My grandparents saved for my driving lessons and I will be forever grateful. Enabled me to get a job in a gap year which required a car and one in the university holidays that required a car,and so much more. I will want to help my kids at uni to.

If you have a mortgage, could you remortgage for a few years? Though I don't know if interest rates cheaper with student loans.

I think there are money chat threads with surveys you can get paid for etc - perhaps you could all do one a week now - though I haven't done it so know idea if it's that simple!
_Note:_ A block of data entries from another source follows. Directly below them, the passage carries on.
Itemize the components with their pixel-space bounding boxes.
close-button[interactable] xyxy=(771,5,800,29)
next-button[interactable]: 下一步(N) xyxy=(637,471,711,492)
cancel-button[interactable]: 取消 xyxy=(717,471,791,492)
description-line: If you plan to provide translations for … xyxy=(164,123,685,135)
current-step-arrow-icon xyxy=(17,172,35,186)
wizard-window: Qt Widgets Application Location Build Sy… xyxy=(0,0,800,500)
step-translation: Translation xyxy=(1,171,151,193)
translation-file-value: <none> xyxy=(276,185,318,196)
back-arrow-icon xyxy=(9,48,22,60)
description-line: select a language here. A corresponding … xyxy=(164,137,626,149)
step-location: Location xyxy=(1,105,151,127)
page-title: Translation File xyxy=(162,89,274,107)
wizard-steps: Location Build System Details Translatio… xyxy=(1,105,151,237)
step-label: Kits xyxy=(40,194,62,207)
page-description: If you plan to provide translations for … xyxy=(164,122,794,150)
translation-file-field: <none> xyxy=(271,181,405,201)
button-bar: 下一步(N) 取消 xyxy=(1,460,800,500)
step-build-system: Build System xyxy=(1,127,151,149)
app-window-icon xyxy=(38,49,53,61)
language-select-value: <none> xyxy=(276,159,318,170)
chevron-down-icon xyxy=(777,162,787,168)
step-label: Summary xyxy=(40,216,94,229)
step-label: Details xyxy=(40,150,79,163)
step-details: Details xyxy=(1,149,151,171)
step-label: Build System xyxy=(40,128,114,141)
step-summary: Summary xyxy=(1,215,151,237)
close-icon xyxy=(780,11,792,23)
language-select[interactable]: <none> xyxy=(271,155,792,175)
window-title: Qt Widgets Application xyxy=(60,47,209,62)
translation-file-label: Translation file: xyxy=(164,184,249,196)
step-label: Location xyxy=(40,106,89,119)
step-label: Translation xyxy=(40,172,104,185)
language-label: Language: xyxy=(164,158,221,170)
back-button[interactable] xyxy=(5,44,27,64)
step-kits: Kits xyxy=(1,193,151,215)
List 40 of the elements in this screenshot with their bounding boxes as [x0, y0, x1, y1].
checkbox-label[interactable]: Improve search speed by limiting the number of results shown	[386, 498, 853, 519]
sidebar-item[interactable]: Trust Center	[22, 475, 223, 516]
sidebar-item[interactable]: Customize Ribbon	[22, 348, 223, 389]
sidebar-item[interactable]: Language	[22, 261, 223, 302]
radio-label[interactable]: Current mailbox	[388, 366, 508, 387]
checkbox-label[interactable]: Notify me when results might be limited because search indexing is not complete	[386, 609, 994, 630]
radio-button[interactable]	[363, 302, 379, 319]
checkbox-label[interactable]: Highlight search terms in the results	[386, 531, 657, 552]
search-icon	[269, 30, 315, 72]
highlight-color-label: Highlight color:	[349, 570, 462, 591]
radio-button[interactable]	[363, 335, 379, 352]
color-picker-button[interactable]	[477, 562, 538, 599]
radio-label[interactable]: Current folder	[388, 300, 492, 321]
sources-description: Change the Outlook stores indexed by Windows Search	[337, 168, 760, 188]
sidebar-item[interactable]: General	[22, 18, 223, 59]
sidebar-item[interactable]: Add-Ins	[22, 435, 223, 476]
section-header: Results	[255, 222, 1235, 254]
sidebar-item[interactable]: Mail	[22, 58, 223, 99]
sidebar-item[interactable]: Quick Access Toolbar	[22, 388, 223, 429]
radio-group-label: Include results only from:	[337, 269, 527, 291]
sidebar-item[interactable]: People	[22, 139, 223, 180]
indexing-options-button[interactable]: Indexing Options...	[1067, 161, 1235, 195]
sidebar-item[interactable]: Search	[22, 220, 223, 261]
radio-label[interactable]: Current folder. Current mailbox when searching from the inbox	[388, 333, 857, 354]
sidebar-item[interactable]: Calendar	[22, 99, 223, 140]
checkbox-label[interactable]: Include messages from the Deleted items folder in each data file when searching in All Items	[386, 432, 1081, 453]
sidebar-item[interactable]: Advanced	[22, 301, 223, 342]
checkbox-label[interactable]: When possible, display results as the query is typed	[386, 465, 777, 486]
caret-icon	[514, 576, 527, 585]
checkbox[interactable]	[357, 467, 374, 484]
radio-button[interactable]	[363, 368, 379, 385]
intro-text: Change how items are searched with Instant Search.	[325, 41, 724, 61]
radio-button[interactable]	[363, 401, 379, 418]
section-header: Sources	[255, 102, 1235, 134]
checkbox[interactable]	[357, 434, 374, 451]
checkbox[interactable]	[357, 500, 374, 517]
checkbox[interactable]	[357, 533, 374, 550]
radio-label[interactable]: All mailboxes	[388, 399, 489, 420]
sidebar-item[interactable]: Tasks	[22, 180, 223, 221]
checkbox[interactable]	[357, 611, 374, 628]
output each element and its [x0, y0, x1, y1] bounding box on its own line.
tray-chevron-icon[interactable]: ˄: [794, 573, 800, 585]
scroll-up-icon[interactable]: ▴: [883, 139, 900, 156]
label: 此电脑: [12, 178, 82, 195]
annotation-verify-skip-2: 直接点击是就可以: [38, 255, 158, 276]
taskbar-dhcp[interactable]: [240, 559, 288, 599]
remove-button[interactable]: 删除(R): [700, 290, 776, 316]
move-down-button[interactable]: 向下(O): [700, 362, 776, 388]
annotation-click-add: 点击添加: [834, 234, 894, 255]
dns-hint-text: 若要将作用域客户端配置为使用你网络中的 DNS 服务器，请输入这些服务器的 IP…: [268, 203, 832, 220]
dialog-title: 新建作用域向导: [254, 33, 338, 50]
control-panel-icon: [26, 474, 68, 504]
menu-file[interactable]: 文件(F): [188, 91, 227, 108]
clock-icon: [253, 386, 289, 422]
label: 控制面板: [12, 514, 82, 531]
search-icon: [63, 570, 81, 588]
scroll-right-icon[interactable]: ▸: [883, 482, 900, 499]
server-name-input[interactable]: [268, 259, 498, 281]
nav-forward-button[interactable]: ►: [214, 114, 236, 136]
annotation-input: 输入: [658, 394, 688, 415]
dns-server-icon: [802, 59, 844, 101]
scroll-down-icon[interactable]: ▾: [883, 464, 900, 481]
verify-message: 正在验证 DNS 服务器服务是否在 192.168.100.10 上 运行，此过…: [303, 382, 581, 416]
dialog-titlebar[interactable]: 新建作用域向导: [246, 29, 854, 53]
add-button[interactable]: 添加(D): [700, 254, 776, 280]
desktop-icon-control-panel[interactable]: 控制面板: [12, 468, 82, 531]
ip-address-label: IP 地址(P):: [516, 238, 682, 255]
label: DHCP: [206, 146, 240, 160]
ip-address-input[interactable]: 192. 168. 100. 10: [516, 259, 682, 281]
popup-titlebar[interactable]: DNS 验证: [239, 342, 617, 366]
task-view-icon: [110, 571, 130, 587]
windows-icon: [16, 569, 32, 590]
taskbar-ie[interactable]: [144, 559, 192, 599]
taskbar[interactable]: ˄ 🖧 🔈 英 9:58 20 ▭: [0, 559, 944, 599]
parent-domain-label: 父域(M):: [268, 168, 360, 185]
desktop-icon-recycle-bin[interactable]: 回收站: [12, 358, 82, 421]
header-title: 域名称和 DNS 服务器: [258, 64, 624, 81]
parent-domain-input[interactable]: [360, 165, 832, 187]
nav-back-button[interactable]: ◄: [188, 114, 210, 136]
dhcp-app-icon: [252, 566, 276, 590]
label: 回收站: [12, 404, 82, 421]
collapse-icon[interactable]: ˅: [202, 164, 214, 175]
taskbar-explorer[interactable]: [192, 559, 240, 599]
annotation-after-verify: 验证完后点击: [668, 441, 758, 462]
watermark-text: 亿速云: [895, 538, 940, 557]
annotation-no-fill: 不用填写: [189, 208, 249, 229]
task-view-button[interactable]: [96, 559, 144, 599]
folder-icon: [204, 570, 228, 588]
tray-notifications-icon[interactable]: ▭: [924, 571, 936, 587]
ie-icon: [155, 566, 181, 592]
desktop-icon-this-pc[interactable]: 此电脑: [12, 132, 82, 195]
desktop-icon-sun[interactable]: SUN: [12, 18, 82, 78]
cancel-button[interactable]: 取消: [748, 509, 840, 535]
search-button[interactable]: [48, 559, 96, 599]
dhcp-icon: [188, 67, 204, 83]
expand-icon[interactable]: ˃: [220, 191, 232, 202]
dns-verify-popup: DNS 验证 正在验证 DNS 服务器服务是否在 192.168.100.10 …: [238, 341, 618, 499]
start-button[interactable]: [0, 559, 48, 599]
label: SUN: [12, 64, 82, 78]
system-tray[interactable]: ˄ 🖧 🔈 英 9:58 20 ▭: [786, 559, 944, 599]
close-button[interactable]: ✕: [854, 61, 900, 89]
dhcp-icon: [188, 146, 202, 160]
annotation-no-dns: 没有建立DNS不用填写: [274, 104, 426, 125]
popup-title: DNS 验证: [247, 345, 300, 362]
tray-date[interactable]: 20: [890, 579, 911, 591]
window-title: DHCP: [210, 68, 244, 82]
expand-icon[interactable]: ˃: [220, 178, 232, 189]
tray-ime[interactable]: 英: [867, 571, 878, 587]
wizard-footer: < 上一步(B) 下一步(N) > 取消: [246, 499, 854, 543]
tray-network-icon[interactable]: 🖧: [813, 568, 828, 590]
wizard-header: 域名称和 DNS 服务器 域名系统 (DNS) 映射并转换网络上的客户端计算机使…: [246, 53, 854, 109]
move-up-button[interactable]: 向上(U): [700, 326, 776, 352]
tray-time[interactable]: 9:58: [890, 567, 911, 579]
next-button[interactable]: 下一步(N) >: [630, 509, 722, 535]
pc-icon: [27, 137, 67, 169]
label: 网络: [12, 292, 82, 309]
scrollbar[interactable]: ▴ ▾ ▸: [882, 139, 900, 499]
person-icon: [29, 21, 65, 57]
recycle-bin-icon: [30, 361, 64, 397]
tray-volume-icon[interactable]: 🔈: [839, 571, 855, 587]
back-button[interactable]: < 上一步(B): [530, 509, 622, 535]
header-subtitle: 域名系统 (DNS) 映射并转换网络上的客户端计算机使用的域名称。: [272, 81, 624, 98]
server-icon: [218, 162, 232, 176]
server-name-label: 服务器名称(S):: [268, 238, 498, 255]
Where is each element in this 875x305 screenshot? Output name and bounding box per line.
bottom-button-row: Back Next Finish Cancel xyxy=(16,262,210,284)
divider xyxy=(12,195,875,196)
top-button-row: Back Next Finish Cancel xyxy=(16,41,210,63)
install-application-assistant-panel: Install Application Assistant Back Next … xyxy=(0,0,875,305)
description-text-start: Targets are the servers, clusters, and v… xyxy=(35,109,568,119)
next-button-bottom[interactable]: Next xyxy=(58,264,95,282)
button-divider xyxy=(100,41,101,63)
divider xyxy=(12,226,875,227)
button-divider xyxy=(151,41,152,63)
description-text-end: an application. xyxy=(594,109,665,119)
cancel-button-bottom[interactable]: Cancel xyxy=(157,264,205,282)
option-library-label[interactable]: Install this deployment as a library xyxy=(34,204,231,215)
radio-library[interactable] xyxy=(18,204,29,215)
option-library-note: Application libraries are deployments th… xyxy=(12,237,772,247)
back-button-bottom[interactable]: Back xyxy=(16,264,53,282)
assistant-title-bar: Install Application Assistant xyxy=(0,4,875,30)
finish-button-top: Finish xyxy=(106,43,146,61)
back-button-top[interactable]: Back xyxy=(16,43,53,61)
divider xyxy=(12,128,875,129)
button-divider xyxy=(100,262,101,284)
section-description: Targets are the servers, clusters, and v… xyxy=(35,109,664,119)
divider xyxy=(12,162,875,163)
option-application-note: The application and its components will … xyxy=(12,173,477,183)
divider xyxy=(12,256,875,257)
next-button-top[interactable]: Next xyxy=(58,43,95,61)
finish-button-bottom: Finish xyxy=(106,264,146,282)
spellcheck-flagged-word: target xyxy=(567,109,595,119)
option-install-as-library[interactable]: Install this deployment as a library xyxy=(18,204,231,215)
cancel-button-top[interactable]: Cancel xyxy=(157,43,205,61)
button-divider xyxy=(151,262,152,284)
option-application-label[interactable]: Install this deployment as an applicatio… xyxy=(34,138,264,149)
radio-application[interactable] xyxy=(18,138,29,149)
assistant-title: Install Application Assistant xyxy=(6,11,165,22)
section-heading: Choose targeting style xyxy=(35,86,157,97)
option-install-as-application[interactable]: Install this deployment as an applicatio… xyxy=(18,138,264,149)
GuppytheCat · 20/02/2021 11:15

The OP’s child may well have decided to apply somewhere else anyway in the months since this thread started.

Baws · 20/02/2021 19:04

I’ve got 2 currently at uni and it is expensive. Youngest DD is at an RG uni but her halls were only 5K. She applied for the cheapest halls and got a job as soon as she could. I am not sure why people are advising a student loan, the OP clearly stated that she’s looked into this and 4K is the maximum student loan she can get. I am slightly baffled that people are suggesting to ask grandparents as well, I’m sure OP would have done this if it was an option and I also feel that these posters with wealthy parents must live in a different world to me. Hmm

Mookie81 · 20/02/2021 19:37

@JufusMum

We are in the same boat, DD gets minimum maintenance loan which doesn’t event cover the rent. We pay the rent and DD lives on maintenance loan. I have taken on a second job to afford this. I am working 70+ hours a week. DD is trying to get a part time job but she is living in an area of high unemployment and Covid hasn’t helped. I think it’s so wrong that the maintenance loan is means tested against parents income (but not outgoings). DD’s friend who has parents on benefits gets nearly 12k whereas DD gets 3.8k. It’s not a level playing field. And anyway aren’t they supposed to be adults at 18? DD is at uni in Wales and Welsh students get the same maintenance loan regardless of parents income.
No it's not a level playing field; the child growing up with parents on benefits is coming from behind your child with financial disadvantages Hmm.